Wolfmother Workshop works closely with each of their partners, focusing on the individual needs of each client. “Almost always, clients come to us with their own ideas or some sort of graphic they would like us to work with,” van Ingen says. “There is no template and that is how we want it. We want to be custom, not just a transactional business pumping out quantities that all look the same.”

van Ingen explains the brand’s continued focus on creativity, “Creativity right now usually comes in by adding texture, color, depth, layers or materials that they have not previously thought of. Making something that is a different kind of wearable than a medal. Making something that has a next life or story after being a race medal or award…tying back to a mindset of thrifting, regifting, and reuse. Those are areas of focus for 2026.”

In Temecula, CA.

Family future

“I feel the proudest in my life of the bond I have with my kids. I have started this for them to work on projects as they want to and be involved as much as they want.”
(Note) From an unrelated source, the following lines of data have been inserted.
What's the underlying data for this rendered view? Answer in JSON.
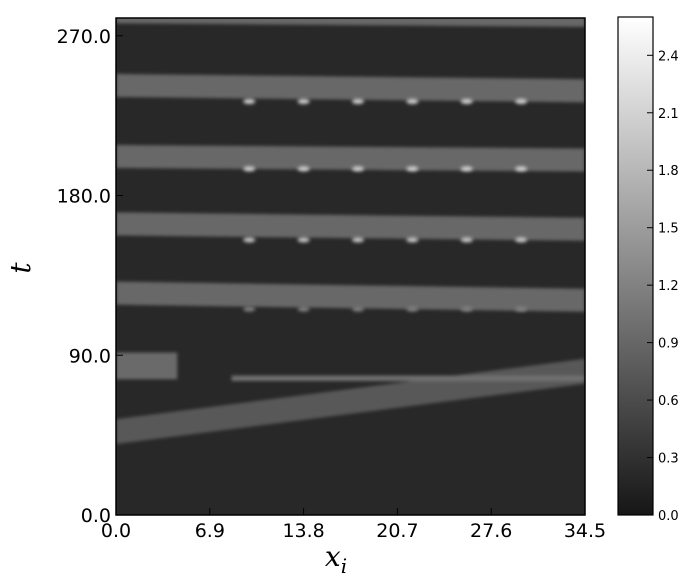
{
  "chart_data": {
    "type": "heatmap",
    "title": "",
    "xlabel": "x",
    "xlabel_subscript": "i",
    "ylabel": "t",
    "xlim": [
      0.0,
      34.5
    ],
    "ylim": [
      0.0,
      280.0
    ],
    "x_ticks": [
      "0.0",
      "6.9",
      "13.8",
      "20.7",
      "27.6",
      "34.5"
    ],
    "x_tick_values": [
      0.0,
      6.9,
      13.8,
      20.7,
      27.6,
      34.5
    ],
    "y_ticks": [
      "0.0",
      "90.0",
      "180.0",
      "270.0"
    ],
    "y_tick_values": [
      0.0,
      90.0,
      180.0,
      270.0
    ],
    "colormap": "gray",
    "background_value": 0.2,
    "colorbar": {
      "min": 0.0,
      "max": 2.6,
      "ticks": [
        "0.0",
        "0.3",
        "0.6",
        "0.9",
        "1.2",
        "1.5",
        "1.8",
        "2.1",
        "2.4"
      ],
      "tick_values": [
        0.0,
        0.3,
        0.6,
        0.9,
        1.2,
        1.5,
        1.8,
        2.1,
        2.4
      ]
    },
    "bands": [
      {
        "x_start": 0.0,
        "x_end": 4.5,
        "t_left": 84,
        "t_right": 84,
        "thickness": 15,
        "value": 0.95
      },
      {
        "x_start": 0.0,
        "x_end": 34.5,
        "t_left": 47,
        "t_right": 81,
        "thickness": 14,
        "value": 0.75
      },
      {
        "x_start": 8.5,
        "x_end": 34.5,
        "t_left": 77,
        "t_right": 77,
        "thickness": 3,
        "value": 1.0
      },
      {
        "x_start": 0.0,
        "x_end": 34.5,
        "t_left": 125,
        "t_right": 121,
        "thickness": 13,
        "value": 0.9
      },
      {
        "x_start": 0.0,
        "x_end": 34.5,
        "t_left": 164,
        "t_right": 161,
        "thickness": 13,
        "value": 0.9
      },
      {
        "x_start": 0.0,
        "x_end": 34.5,
        "t_left": 202,
        "t_right": 200,
        "thickness": 13,
        "value": 0.9
      },
      {
        "x_start": 0.0,
        "x_end": 34.5,
        "t_left": 242,
        "t_right": 239,
        "thickness": 13,
        "value": 0.9
      },
      {
        "x_start": 0.0,
        "x_end": 34.5,
        "t_left": 280,
        "t_right": 278,
        "thickness": 6,
        "value": 0.9
      }
    ],
    "hot_spots": [
      {
        "x": 9.8,
        "t": 116,
        "value": 1.2
      },
      {
        "x": 13.8,
        "t": 116,
        "value": 1.2
      },
      {
        "x": 17.8,
        "t": 116,
        "value": 1.2
      },
      {
        "x": 21.8,
        "t": 116,
        "value": 1.2
      },
      {
        "x": 25.8,
        "t": 116,
        "value": 1.2
      },
      {
        "x": 29.8,
        "t": 116,
        "value": 1.2
      },
      {
        "x": 9.8,
        "t": 155,
        "value": 2.0
      },
      {
        "x": 13.8,
        "t": 155,
        "value": 2.0
      },
      {
        "x": 17.8,
        "t": 155,
        "value": 2.0
      },
      {
        "x": 21.8,
        "t": 155,
        "value": 2.0
      },
      {
        "x": 25.8,
        "t": 155,
        "value": 2.0
      },
      {
        "x": 29.8,
        "t": 155,
        "value": 2.0
      },
      {
        "x": 9.8,
        "t": 195,
        "value": 2.1
      },
      {
        "x": 13.8,
        "t": 195,
        "value": 2.1
      },
      {
        "x": 17.8,
        "t": 195,
        "value": 2.1
      },
      {
        "x": 21.8,
        "t": 195,
        "value": 2.1
      },
      {
        "x": 25.8,
        "t": 195,
        "value": 2.1
      },
      {
        "x": 29.8,
        "t": 195,
        "value": 2.1
      },
      {
        "x": 9.8,
        "t": 233,
        "value": 2.1
      },
      {
        "x": 13.8,
        "t": 233,
        "value": 2.1
      },
      {
        "x": 17.8,
        "t": 233,
        "value": 2.1
      },
      {
        "x": 21.8,
        "t": 233,
        "value": 2.1
      },
      {
        "x": 25.8,
        "t": 233,
        "value": 2.1
      },
      {
        "x": 29.8,
        "t": 233,
        "value": 2.1
      }
    ],
    "grid": false,
    "legend": "colorbar-right"
  }
}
WolfMother might be a champion of counterculture, but at its core it’s also a heartwarming family business. van Ingen appreciates being a lone wolf, though admits that wolf mother is her most accurate title. She describes in detail her family relationship to wolves and the inspiration behind the brand name, “WolfMother as a name and a business is about building something for my little community, which is for my kids. They are the welding and machining part of the wolf pack. Wolves are a recurring thing in my life. My dad used to tell me I was like a wolf and he gave me a real wolf face that I was terrified to even touch. In my Ojibwe culture, a wolf (Ma’iingan) is a partner or sibling to humans. Wolves are just a big deal in Minnesota and places in the north (I am also Norwegian and Swedish), so they have always been there in my life.”